We have a Heat-n-glo 6000TVFL vented B type, pretty but useless gas logs.  I want something that will give us heat. I have no idea which way to go or which way we can go.   We need to do a whole house hvac makeover anyway, but I am starting with the fireplace.  I had a set of heatmaster logs with an overhead blower in a past house, loved it.  I am wanting that type of deal again, it was in a firebox that could burn wood, but we had the logs in it.  Can I put an insert in the current space that will allow wood burning insert or gas logs or both?  Thanks for your help.


----------



## KeithO (Sep 22, 2009)

Most of the efficient gas units will be direct vent.  If it is in an above ground area, venting through the wall can be remarkably inexpensive and a simple DIY job.  I would be inclined to leave the fireplace alone only because of the work required to tear it out and the fact that you more than likely wouldn't be using the B vent anyway.

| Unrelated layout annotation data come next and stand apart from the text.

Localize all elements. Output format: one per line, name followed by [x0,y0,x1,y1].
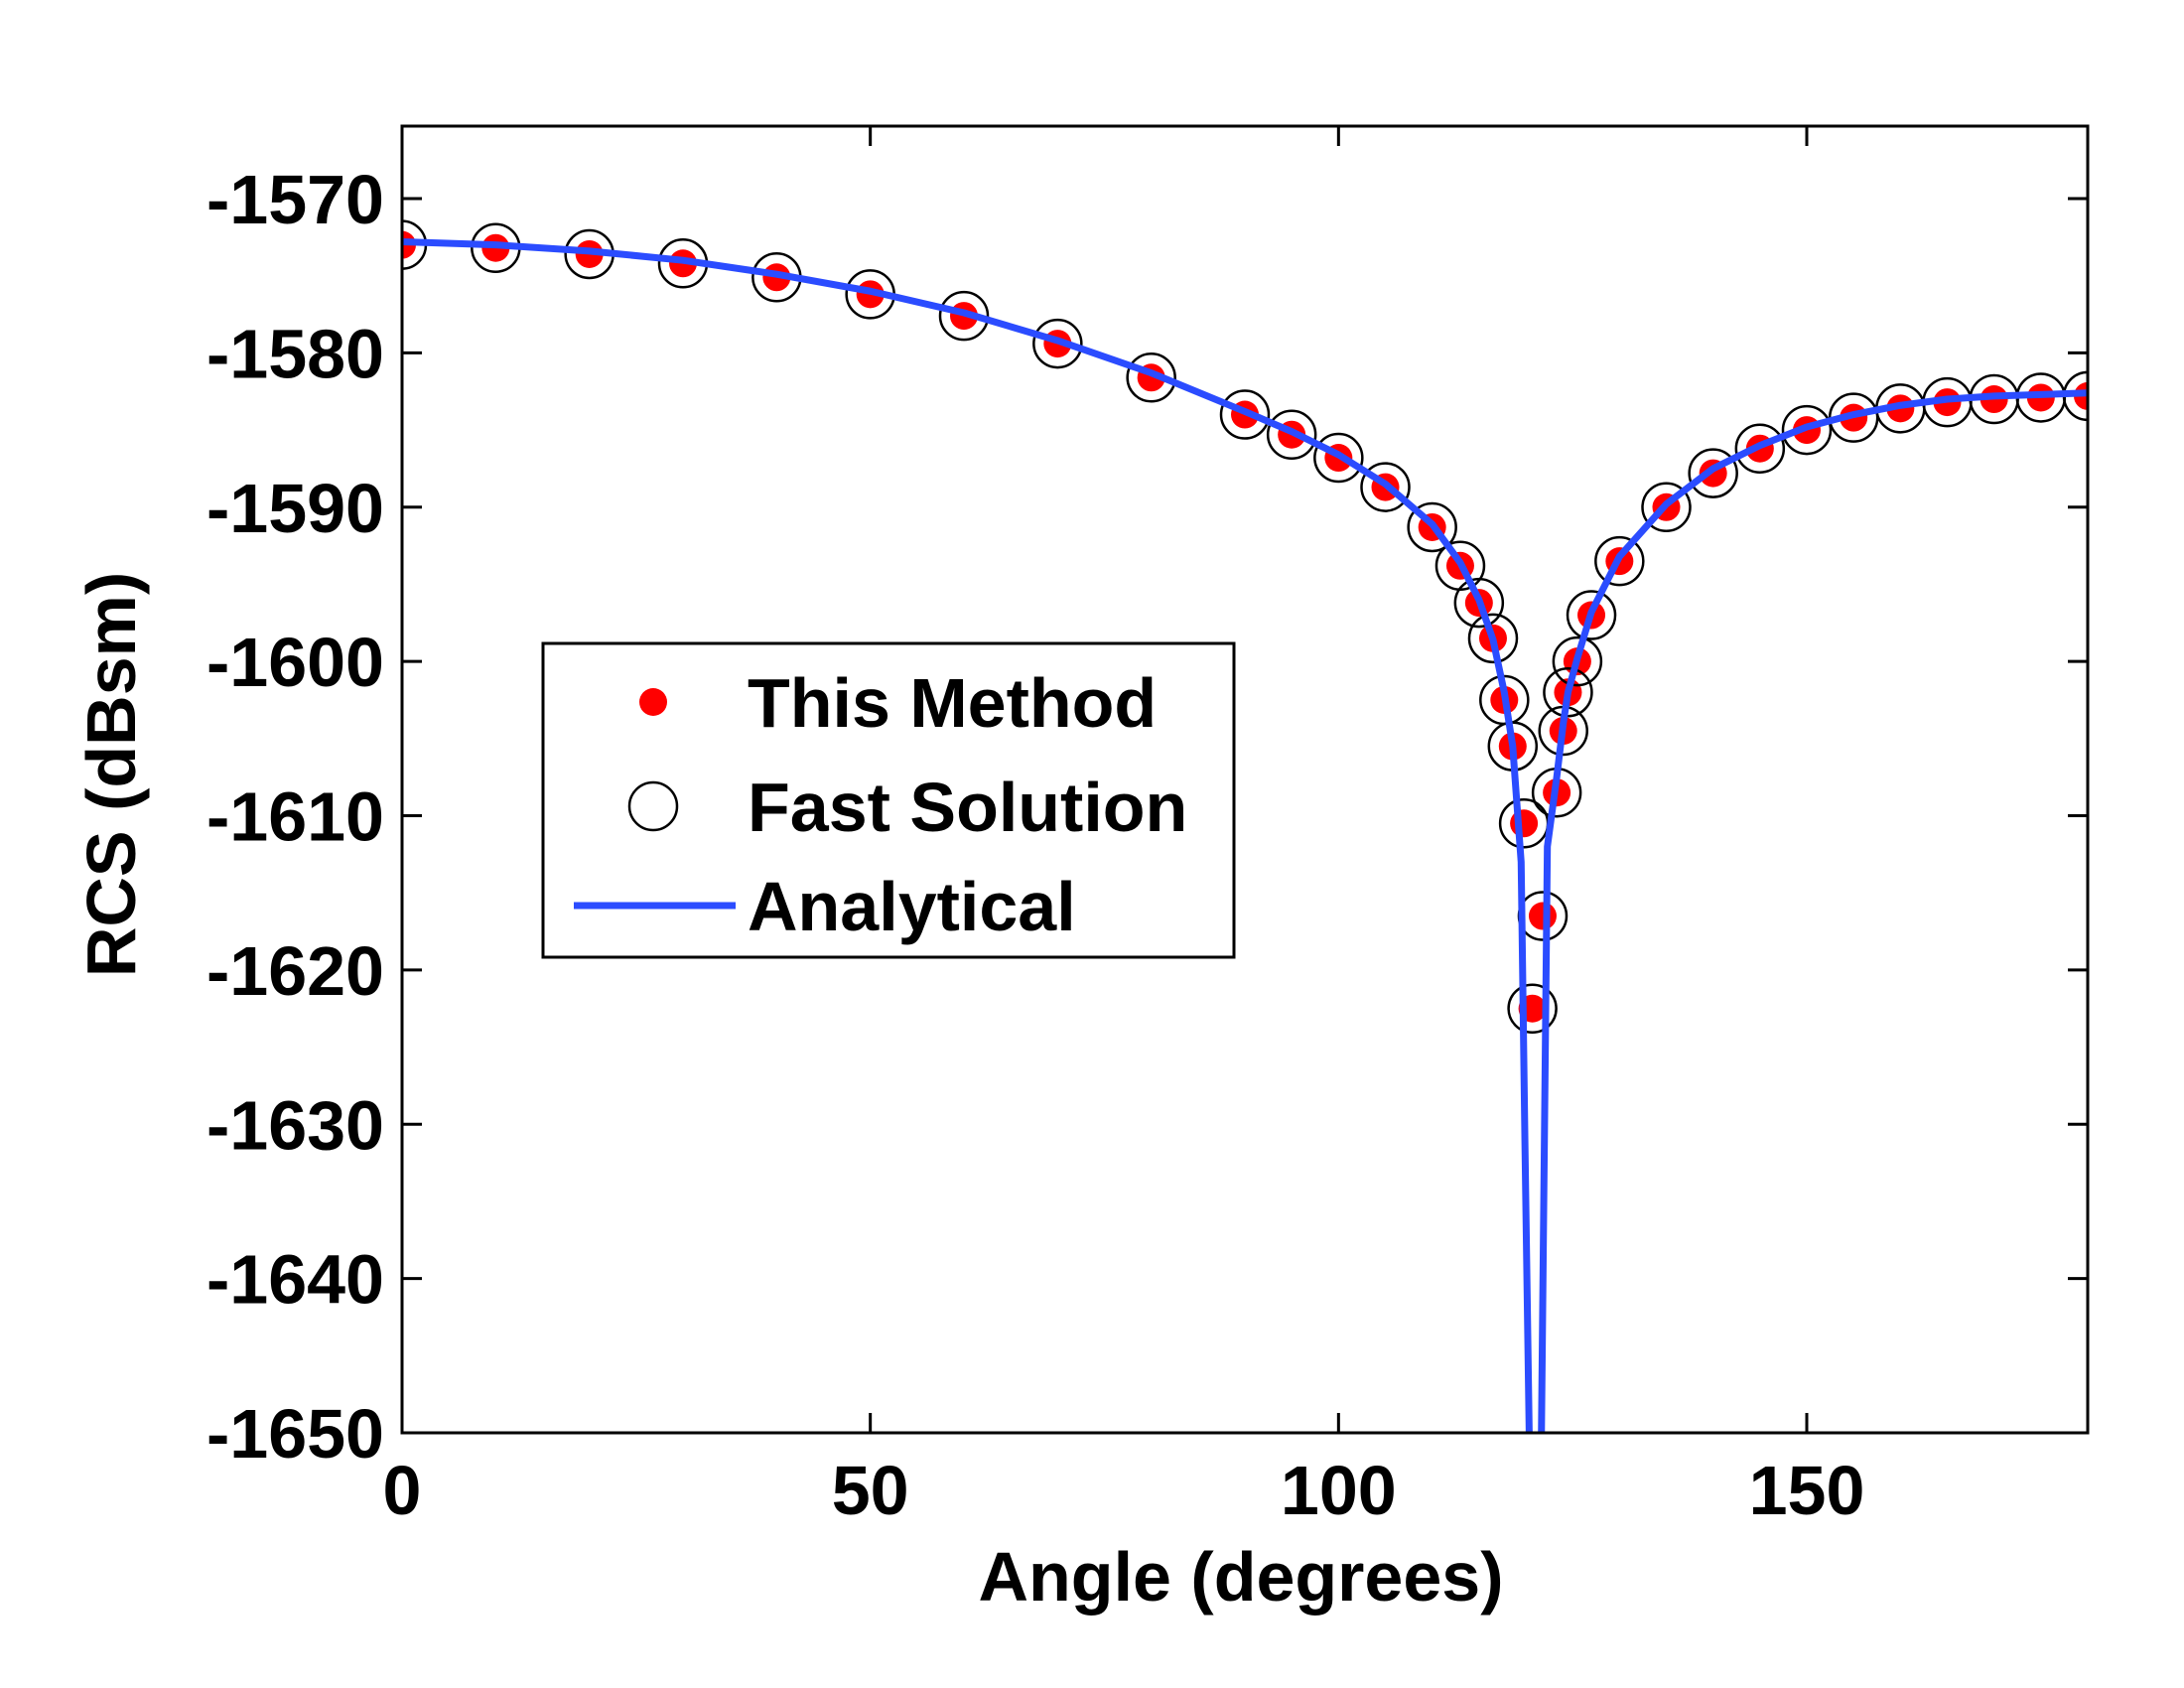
data-point [1781,404,1833,456]
y-tick-label: -1570 [206,161,384,238]
y-tick-label: -1640 [206,1241,384,1319]
x-axis-label: Angle (degrees) [979,1538,1504,1616]
legend-label: This Method [748,664,1157,742]
y-tick-label: -1650 [206,1395,384,1473]
data-point [1507,983,1558,1034]
data-point [1688,448,1738,498]
x-tick-label: 100 [1281,1452,1397,1529]
y-tick-label: -1610 [206,778,384,856]
data-point [1543,666,1593,718]
y-tick-label: -1620 [206,932,384,1010]
y-tick-label: -1600 [206,624,384,701]
data-point [1641,482,1692,533]
data-point [1126,352,1176,403]
data-point [1407,501,1457,553]
legend-symbol [627,780,679,832]
data-point [1552,635,1603,687]
y-tick-label: -1630 [206,1086,384,1164]
y-axis-label: RCS (dBsm) [72,572,150,977]
y-tick-label: -1580 [206,315,384,392]
data-point [1313,432,1364,484]
data-point [1266,409,1317,460]
x-tick-label: 50 [832,1452,909,1529]
data-line [402,238,2088,1433]
legend-symbol [639,688,667,716]
x-tick-label: 150 [1749,1452,1865,1529]
legend-label: Fast Solution [748,769,1187,846]
data-point [1734,423,1786,474]
y-tick-label: -1590 [206,470,384,547]
data-point [1566,590,1617,640]
data-point [1032,318,1083,369]
data-point [1219,389,1271,440]
legend-label: Analytical [748,868,1076,945]
data-point [1594,535,1645,587]
data-point [938,290,990,342]
data-point [1453,577,1505,629]
data-point [1360,462,1411,512]
plot-area [402,219,2088,1433]
x-tick-label: 0 [383,1452,422,1529]
data-point [1528,902,1557,930]
data-point [1467,613,1519,664]
legend: This Method Fast Solution Analytical [541,641,1236,959]
axes-box [400,124,2090,1435]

Look into a free standing stove and direct vent through the wall.  Morso & Jotul have nice stoves.  Napoleon similar in price, maybe slightly cheaper.  Not sure I trust the Napoleon quality.  Woodstock have some very nice and pretty soapstone stoves.  Not cheap, but in a different league and forever.

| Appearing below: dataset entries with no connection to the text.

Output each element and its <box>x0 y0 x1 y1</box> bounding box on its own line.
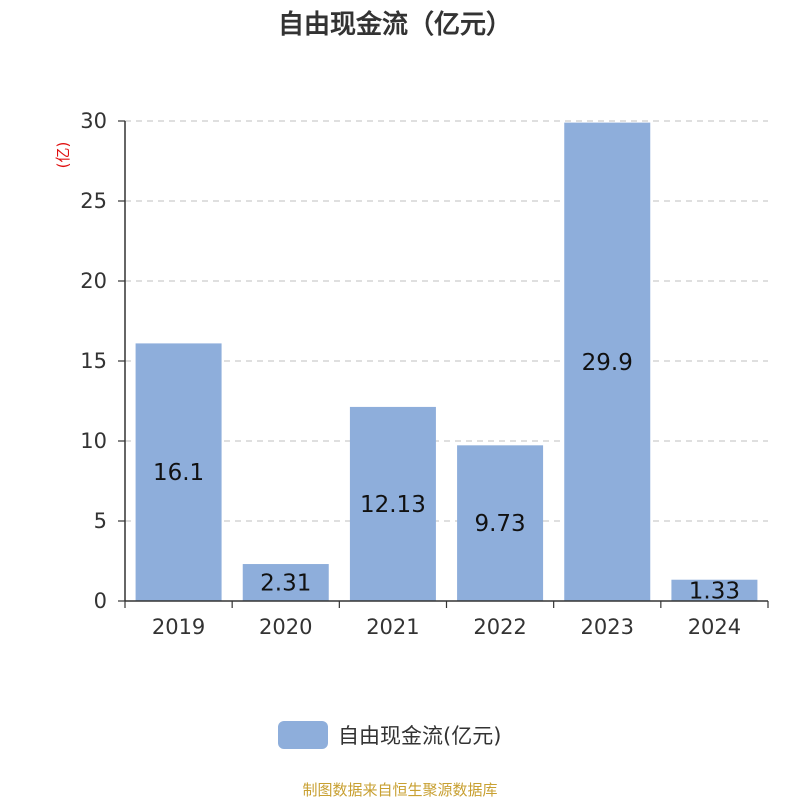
x-tick-label: 2020 <box>259 615 312 639</box>
y-tick-label: 0 <box>94 589 107 613</box>
y-axis-unit-label: (亿) <box>54 142 72 169</box>
gridlines <box>125 120 768 522</box>
legend[interactable]: 自由现金流(亿元) <box>278 721 501 749</box>
data-source-note: 制图数据来自恒生聚源数据库 <box>302 781 497 799</box>
axes: 0 5 10 15 20 25 30 2019 2020 2021 2022 2023 2024 <box>80 109 769 639</box>
x-tick-label: 2021 <box>366 615 419 639</box>
bars <box>135 122 758 601</box>
y-tick-label: 15 <box>80 349 107 373</box>
bar-2024[interactable] <box>671 579 758 601</box>
x-tick-label: 2024 <box>688 615 741 639</box>
legend-swatch <box>278 721 328 749</box>
y-tick-label: 30 <box>80 109 107 133</box>
bar-2021[interactable] <box>349 406 436 601</box>
bar-2020[interactable] <box>242 564 329 601</box>
y-tick-label: 25 <box>80 189 107 213</box>
bar-2019[interactable] <box>135 343 222 601</box>
data-label: 2.31 <box>260 571 311 597</box>
data-label: 12.13 <box>360 492 426 518</box>
data-label: 29.9 <box>582 350 633 376</box>
chart-title: 自由现金流（亿元） <box>278 9 512 40</box>
legend-label: 自由现金流(亿元) <box>338 724 501 748</box>
x-tick-label: 2023 <box>581 615 634 639</box>
y-tick-label: 5 <box>94 509 107 533</box>
y-tick-label: 20 <box>80 269 107 293</box>
data-label: 1.33 <box>689 578 740 604</box>
x-tick-label: 2022 <box>473 615 526 639</box>
bar-2023[interactable] <box>564 122 651 601</box>
bar-2022[interactable] <box>457 445 544 601</box>
y-tick-label: 10 <box>80 429 107 453</box>
data-label: 16.1 <box>153 460 204 486</box>
data-label: 9.73 <box>474 511 525 537</box>
x-tick-label: 2019 <box>152 615 205 639</box>
data-labels: 16.1 2.31 12.13 9.73 29.9 1.33 <box>153 350 740 605</box>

I don't think anyone here is going to recommend what you are suggesting.  A "real" EPA insert  + class A + gas logs = big bucks.


----------



## dattjacobs (Sep 28, 2009)

I just put in a jotul gv 600dv 40,000 btu ng stove. This stove is great. 260 pounds gets hot as hell stays hot for about 20 mins after you cut off the gas. I have a blower on mine. Flame looks very nice, 12 inch flames. I'm heating about 1,500 sq with it. Stove cost me 2,700 with vents and blower. 325 for install. Good luck

Todd


----------



## gasplumber (Sep 30, 2009)

The most efficient type of gas log is by far a vent free.  99.9% if operating properly and in a vent free firebox.   They will put out a tremendous amount of heat.  It sounds like the firebox/unit you have likely isnt rated for a vent free.  Not sure about local code in your area but here the firebox must be rated for ventfree or be a masonry firebox to install a vent free.  You can have a vent free firebox installed pretty easy but the cost will be high.  You will also need to check on mantle clearances etc.


----------



## Fsappo (Oct 9, 2009)

I think that Heat N Glo Model is a 36 B vent gas fireplace.  If it is, just changing the logs wouldnt be an option.  From what I remember, it has the same framing dimensions as the direct vent heat n gloe fireplaces.  I'd pull it out, install a high efficiency direct vent fireplace and you can run DV pipe thru the area where the B vent ran.  It may be nice and simple without a lot of re framing


----------